The Companies Act,1956 had provisions regarding the consolidation and reissuance of debt securities under section 121.This section gave the company power to keep the same security alive for the purpose of re-issue after it’s been redeemed. This helped the company to increase liquidity in the secondary debt market. However Companies Act, 2013 was silent on this matter.

Thus to clarify on this subject SEBI issued a concept paper on 04 December, 2014[1] proposing amendment in SEBI (Issue and Listing of Debt Securities) Regulations, 2008 to this effect.

The concept paper was followed by a consultation paper issued on 2nd February, 2017[2] to seek comments regarding the consolidation and re-issuance of debt securities. The consultation paper provided an in detail analysis of the corporate bond market and also spoke about the remarkable growth of the primary debt market and the relatively slower growth of the secondary debt market.

Therefore, with an objective to further facilitate the debt market it considered and approved proposals regarding the consolidation and re-issuance of debt securities during its board meeting on 26th April, 2017[3]

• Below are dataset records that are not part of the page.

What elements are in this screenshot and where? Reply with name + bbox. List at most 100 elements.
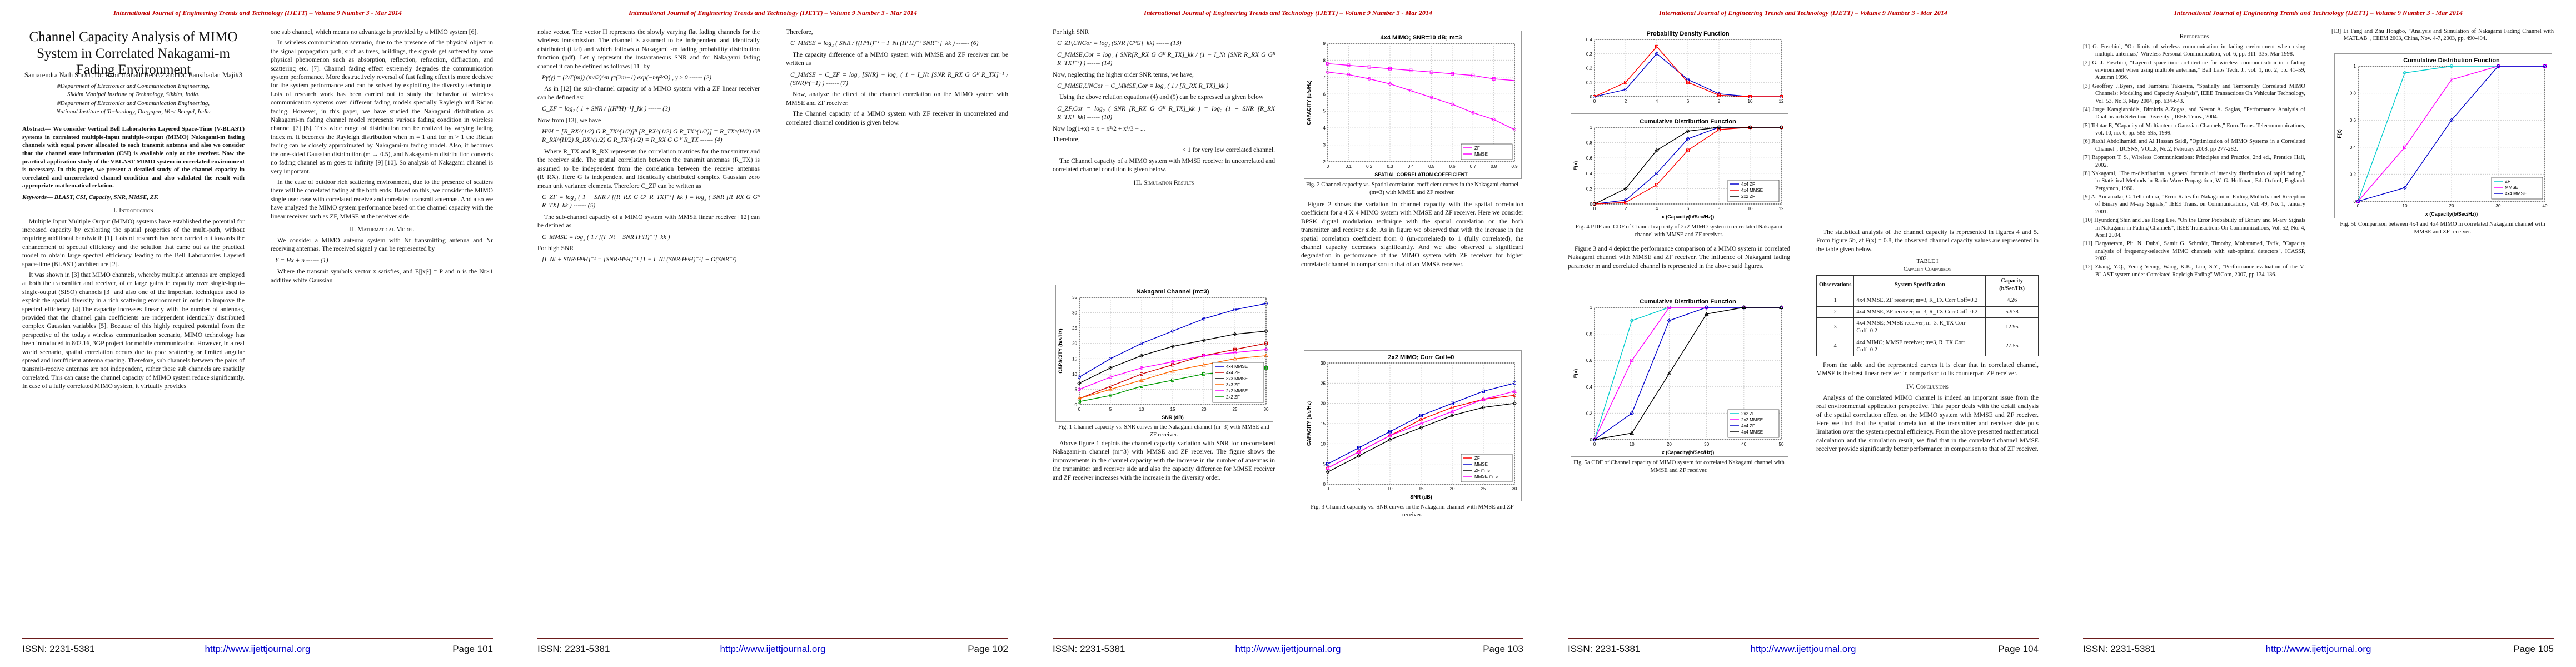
series-line [1079, 355, 1267, 399]
page-101: International Journal of Engineering Tre… [0, 0, 515, 667]
data-point [1667, 371, 1672, 375]
section-heading: IV. Conclusions [1906, 382, 1949, 390]
journal-link[interactable]: http://www.ijettjournal.org [2265, 644, 2371, 654]
equation: C_MMSE = log₂ ( 1 / [(I_Nt + SNR·HᴴH)⁻¹]… [542, 233, 670, 241]
page-103: International Journal of Engineering Tre… [1030, 0, 1546, 667]
data-point [1109, 357, 1112, 361]
data-point [1409, 89, 1413, 93]
x-tick-label: 10 [1748, 99, 1753, 104]
paragraph: For high SNR [1053, 28, 1089, 36]
data-point [2450, 78, 2453, 82]
data-point [1655, 183, 1658, 187]
data-point [1233, 356, 1237, 361]
series-line [1594, 46, 1781, 97]
y-tick-label: 7 [1323, 75, 1326, 80]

The SEBI’s board in its meeting approved the following:-

  • The board approved a cap of 12 ISINs (International Securities Identification Number) maturing per financial year. Furthermore, the issuer can also issue additional 5 ISINs per financial year as structured debt instruments of a particular category. However, this restriction is not applicable on debt instruments which are used for generating regulatory capital like Tier I, Tier II bonds, etc;
  • The issuer can as a one-time exercise during the tenure of the security make a choice between making a  bullet maturity payment or the issuer can make staggered payment of the maturity proceeds within a particular financial year to resolve this issue of concentration of liabilities which may give rise to asset-liability mismatch for the issuer;
  • Active consolidation of existing corporate debt securities through switches and conversions has not been made mandatory.
  • There should not be any clause prohibiting consolidation and re-issuance in the Articles of Association of the issuer/company.


This is a step in the right direction and has been welcomed with open arms as these measures will help boost liquidity in the debt/bond market.